Quand le public est commandé par des dirigeants au service du privé, cela signifie que ce sont les patrons eux-mêmes du secteur qui cassent leur propre outil de travail. Le patron de la SNCF, Pépi, lorsqu’il a obtenu le renouvellement de son mandat, n’a-t-il pas affirmé vouloir mettre les bouchées doubles pour aller vers la privatisation ? C’est quand même un comble que le chef d’un service public affiche ouvertement vouloir le casser !

Bien entendu, les salariés du public ne peuvent pas être les seuls à se battre pour la défense du service qui concerne toute la population travailleuse. Le rail et la santé ne sont pas les seuls concernés par l’attaque. Tous les services publics sont attaqués dont la recherche, l’enseignement, les crèches, les bibliothèques et on en passe.
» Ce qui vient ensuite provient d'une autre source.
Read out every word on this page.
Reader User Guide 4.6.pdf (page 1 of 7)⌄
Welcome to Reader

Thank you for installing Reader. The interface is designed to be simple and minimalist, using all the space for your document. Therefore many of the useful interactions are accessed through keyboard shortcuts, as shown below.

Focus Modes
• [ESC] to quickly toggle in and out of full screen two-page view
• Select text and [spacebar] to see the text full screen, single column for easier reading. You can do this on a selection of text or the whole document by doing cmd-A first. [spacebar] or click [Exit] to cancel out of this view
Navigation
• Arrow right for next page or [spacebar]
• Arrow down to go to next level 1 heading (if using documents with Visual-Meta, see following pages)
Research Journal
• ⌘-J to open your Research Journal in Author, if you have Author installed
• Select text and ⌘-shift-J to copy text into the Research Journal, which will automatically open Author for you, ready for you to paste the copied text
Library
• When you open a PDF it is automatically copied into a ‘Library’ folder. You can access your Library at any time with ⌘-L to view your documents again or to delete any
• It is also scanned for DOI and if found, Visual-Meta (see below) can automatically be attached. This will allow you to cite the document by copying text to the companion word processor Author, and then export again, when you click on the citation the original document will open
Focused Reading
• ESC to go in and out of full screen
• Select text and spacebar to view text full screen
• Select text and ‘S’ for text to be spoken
En même temps, La Poste poursuit sa destruction du service public postal, en supprimant un grand nombre de bureaux de poste, en les remplaçant par de simples relais ou en confiant des tâches postales à des commerces ou des gares.

La lutte pour la défense du service public est une partie d’une lutte plus vaste pour la défense de la sécurité sociale, des retraites, contre la dégradation du code du travail, contre les baisses de salaires, contre les licenciements, contre les fermetures, contre les expulsions, contre les exclusions des plus démunis des comptes en banque, des accès à l’énergie, à la santé, au logement, pour le droit aux papiers pour tous. Seule une lutte d’ensemble comme celle de 1936 ou 1968 peut donner une réponse à une telle attaque et à condition qu’elle ne soit pas dirigée par les appareils syndicaux qui ont négocié tous ces reculs mais par les travailleurs eux-mêmes, par des comités de grève, coordonnés à l’échelle du pays.